Confirmatory analysis of HBsAg reactive samples from voluntary blood donors
10.13303/j.cjbt.issn.1004-549x.2026.04.006
- VernacularTitle:无偿献血者HBsAg检测反应性标本的确证分析
- Author:
Qiaolin ZHANG
1
;
Fang WANG
1
;
Dong LIU
1
;
Fengjiao HAN
1
;
Liu LI
1
;
Xiaochuan ZHENG
1
;
Xuelian DENG
2
;
Dongyan YANG
1
Author Information
1. Chongqing Blood Center, Chongqing 400000, China
2. Dalian Blood Center, Dalian, Liaoning 116001, China
- Publication Type:Journal Article
- Keywords:
hepatitis B virus;
HBsAg;
ELISA;
electrochemiluminescence
- From:
Chinese Journal of Blood Transfusion
2026;39(4):452-457
- CountryChina
- Language:Chinese
-
Abstract:
Objective: To systematically analyze the confirmatory positivity of different combinations of HBsAg screening results in blood testing, providing data to support the optimization of blood donor eligibility management. Methods: A retrospective analysis was conducted on blood screening data from 174 266 voluntary blood donor samples at the Chongqing Blood Center between October 2021 and September 2022. Samples with inconsistent results between the two HBsAg enzymelinked immunosorbent assays (ELISA) and individual donor nucleic acid testing (NAT) were confirmed using an electrochemiluminescence immunoassay (ECLIA) and a neutralization test. The detection efficacy of four different HBsAg ELISA reagents was compared using the HBsAg-confirmed positive samples. Results: A total of 767(0.44%) HBV-reactive (HB-sAg and/or HBV DNA reactive) samples were detected. Among them, 344 samples with discordant serological and NAT results were collected, of which 64(18.6%) were confirmed positive by neutralization test. Additionally, 5 samples that were neutralization-negative but double-reactive for HBsAg and HBV DNA were confirmed as positive according to FDA guidance, resulting in a total of 69(20.1%) confirmed HBsAg-positive samples.
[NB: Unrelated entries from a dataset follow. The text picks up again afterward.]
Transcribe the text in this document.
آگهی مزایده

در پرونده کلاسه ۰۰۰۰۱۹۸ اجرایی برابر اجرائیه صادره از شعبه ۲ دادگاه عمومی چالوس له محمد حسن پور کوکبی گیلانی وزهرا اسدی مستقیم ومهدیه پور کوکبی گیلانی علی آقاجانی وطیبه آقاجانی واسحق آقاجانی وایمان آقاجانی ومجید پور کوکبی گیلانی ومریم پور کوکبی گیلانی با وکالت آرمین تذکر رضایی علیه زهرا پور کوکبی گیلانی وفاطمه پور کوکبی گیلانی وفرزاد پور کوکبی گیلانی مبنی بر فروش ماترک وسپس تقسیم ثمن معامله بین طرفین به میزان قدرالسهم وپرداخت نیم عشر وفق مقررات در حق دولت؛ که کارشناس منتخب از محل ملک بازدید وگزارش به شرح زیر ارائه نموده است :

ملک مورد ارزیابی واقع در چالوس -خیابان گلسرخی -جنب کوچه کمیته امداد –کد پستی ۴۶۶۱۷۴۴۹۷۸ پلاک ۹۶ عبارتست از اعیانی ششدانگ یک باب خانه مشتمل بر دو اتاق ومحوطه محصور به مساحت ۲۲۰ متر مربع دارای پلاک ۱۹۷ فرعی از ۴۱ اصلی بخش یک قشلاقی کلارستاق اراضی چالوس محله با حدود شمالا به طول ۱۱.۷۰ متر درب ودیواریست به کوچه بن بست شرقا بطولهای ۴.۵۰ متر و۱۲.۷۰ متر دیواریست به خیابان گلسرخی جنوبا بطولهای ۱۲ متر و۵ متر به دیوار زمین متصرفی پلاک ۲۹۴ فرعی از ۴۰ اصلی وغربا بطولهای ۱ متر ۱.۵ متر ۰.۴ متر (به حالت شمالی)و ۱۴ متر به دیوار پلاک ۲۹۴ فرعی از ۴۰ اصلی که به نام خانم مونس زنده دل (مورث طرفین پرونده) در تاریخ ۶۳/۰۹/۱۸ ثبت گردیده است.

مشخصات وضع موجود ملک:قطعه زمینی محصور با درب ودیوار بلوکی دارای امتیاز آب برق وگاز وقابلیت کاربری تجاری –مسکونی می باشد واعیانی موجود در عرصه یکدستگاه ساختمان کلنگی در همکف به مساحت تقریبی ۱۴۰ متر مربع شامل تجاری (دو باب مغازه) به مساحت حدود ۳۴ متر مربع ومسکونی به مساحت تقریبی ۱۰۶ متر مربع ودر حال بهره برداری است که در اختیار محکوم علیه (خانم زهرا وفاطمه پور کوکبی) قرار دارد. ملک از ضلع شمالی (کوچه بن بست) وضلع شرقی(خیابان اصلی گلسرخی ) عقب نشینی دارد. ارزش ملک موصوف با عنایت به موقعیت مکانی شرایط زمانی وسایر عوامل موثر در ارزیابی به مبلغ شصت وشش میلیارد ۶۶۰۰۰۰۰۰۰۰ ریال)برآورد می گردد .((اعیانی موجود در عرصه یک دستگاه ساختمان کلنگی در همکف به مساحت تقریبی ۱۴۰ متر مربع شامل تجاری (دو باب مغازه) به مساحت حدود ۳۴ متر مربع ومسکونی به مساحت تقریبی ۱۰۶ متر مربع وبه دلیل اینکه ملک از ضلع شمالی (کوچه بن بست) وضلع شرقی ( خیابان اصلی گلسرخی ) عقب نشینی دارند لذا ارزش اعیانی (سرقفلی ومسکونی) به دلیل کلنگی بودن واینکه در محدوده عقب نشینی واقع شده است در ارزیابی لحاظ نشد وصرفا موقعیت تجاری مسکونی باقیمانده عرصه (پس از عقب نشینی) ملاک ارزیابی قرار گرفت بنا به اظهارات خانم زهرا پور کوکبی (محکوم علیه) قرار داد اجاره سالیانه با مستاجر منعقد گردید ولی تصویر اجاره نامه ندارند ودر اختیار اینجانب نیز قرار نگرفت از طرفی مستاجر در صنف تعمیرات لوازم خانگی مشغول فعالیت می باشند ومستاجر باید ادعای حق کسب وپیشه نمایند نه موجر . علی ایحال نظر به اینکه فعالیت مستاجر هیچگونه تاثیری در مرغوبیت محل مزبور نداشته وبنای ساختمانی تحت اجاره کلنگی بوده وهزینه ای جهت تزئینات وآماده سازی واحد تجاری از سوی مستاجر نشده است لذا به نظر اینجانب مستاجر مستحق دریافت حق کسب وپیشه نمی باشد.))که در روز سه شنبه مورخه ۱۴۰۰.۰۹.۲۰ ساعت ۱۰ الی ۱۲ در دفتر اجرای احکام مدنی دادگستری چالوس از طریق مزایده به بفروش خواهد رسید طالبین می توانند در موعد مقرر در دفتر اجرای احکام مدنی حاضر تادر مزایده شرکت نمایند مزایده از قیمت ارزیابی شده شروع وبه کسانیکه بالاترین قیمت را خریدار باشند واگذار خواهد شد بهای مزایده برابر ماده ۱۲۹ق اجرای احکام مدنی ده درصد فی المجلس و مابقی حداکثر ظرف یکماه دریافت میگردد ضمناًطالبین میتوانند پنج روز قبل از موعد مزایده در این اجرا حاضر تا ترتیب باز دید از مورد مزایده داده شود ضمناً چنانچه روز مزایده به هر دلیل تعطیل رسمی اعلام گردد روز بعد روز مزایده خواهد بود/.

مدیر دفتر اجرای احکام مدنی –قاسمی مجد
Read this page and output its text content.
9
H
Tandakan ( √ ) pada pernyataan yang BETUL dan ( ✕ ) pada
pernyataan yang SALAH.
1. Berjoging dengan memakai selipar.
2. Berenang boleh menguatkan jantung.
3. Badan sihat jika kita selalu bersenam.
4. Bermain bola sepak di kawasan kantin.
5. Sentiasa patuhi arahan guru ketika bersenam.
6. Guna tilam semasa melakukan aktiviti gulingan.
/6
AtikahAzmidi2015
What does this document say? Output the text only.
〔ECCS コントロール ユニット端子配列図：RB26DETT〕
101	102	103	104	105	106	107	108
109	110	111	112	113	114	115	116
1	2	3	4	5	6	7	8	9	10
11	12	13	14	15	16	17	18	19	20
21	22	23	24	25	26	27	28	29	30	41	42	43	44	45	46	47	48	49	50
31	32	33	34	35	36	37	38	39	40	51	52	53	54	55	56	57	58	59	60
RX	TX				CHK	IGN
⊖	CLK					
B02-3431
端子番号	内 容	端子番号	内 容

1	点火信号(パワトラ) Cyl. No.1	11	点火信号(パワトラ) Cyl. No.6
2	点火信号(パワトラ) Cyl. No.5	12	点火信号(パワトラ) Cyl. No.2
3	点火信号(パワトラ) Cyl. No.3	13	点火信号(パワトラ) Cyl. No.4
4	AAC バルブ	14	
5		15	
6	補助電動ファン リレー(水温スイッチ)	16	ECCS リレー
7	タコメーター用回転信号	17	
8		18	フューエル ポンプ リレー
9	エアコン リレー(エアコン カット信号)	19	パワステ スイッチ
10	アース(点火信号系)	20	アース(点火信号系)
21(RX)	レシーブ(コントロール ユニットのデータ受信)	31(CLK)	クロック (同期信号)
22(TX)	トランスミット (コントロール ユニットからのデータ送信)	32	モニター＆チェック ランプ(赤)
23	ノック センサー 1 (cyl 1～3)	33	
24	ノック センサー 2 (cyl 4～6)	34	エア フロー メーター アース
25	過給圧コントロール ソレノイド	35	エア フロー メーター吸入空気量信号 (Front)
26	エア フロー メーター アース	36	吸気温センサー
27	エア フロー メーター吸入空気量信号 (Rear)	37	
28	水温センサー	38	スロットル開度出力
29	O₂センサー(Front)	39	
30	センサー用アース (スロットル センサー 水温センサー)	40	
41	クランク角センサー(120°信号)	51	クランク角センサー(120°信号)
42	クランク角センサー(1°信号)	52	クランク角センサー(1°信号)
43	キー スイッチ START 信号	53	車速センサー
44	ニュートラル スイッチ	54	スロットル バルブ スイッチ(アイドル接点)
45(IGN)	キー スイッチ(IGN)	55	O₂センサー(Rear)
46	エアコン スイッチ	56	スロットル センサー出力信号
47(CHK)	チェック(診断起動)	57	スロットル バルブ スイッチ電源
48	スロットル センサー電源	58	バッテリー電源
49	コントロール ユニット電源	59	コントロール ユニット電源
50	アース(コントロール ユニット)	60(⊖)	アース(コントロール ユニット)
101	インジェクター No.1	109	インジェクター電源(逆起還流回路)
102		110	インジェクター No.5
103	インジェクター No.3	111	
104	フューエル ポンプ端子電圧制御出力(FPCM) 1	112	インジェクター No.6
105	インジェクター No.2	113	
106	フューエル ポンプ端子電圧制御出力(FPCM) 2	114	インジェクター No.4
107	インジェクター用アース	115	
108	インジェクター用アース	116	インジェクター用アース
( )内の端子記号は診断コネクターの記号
There were significant differences in the neutralization test confirmation rates among different screening result categories (P<0.05): The group with dual HBsAg reagent reactivity (double reactive) & NAT-negative had the highest confirmation rate (96.9%, 31/32); the group reactive to only reagent 2 (single reactive) had a rate of 25.7% (29/113); while the confirmation rates for samples reactive to only reagent 1 and samples with isolated HBV DNA positivity were extremely low [0(0/34) and 2.4%(4/165), respectively]. The four commercial reagents showed significant differences in their ability to detect confirmed positive samples that were initially single reactive (P<0.05). Conclusion: Given the performance variations among HBsAg screening reagents, thorough performance verification is essential before implementation. When NAT is negative, dual HBsAg reactivity in screening can serve as a basis for confirming infection and directly deferring blood donors. However, confirming infection in donors with single HBsAg reactivity is more challenging, necessitating supplementary tests to rule out infection risk.